Did Rémy really believe that? Did Paul? Papa’s affair felt like a betrayal, not just of Maman, but of our family. How could Rémy not see that? I glanced over, but I couldn’t make out his expression. I didn’t know what he was thinking. I didn’t know what to think. My fingers clung to the mattress coils.
“Bitsi said part of growing up is realizing parents have their own lives, their own desires,” he finished.
Bitsi said.
I remembered the other time Rémy and I had not seen eye to eye. The summer we turned nine, because of a lung ailment, he stayed in bed, and Maman coated his gaunt chest with mustard plasters to ease the congestion. I stayed with him—reading aloud or watching him doze—every day except Sunday, when Maman and I went to Mass with Uncle Lionel and Aunt Caro. I liked Uncle Lionel because he always said he wished he had a daughter like me. That made Aunt Caro weepy, and Maman insisted that they’d soon be blessed with a child. But Maman—who said she was always right—would find that this time she was only half-right.

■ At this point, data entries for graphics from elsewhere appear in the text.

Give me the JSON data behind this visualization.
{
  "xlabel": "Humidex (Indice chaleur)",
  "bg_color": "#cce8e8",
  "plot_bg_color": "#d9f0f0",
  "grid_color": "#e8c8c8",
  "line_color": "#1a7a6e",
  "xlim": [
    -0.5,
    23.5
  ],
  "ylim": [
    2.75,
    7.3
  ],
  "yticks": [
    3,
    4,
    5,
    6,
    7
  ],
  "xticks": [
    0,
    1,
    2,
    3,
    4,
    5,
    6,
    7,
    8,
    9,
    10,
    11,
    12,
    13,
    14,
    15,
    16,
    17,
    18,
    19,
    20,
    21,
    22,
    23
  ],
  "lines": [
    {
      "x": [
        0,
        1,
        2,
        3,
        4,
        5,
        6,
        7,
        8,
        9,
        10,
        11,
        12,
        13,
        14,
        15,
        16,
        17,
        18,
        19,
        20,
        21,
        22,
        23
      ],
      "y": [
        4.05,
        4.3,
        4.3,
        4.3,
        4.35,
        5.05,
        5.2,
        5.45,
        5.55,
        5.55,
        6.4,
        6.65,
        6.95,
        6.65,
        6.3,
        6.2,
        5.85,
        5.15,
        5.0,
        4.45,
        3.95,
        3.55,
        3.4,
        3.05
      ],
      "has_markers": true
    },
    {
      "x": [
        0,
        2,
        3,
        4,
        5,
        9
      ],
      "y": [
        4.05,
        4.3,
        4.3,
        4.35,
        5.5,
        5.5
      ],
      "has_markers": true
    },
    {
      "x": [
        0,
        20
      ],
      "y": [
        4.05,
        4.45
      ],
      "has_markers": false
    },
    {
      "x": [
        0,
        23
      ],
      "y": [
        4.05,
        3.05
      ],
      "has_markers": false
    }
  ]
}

When my uncle stopped attending Mass, Aunt Caro explained it so glibly—he had the flu, or he needed to take clients to Calais—that no one realized anything was wrong. That last time, as we exited the church, Maman even said, “I’m glad it’s just us girls.”
I skipped ahead, dreaming of dessert.
“I’m relieved you feel that way,” Aunt Caro said. “I have some news.”
It was the thorn in her tone that made me stop. I didn’t look back. I didn’t want Maman to accuse me of eavesdropping.
“Lionel has been distant,” Aunt Caro continued.
“Distant?”
“I had a feeling there was someone else. When I asked, he admitted he had a mistress.”
“It’s the way of our world,” Maman said. “I’m surprised he told you the truth.”
She sounded so bitter that I turned around. Neither noticed me.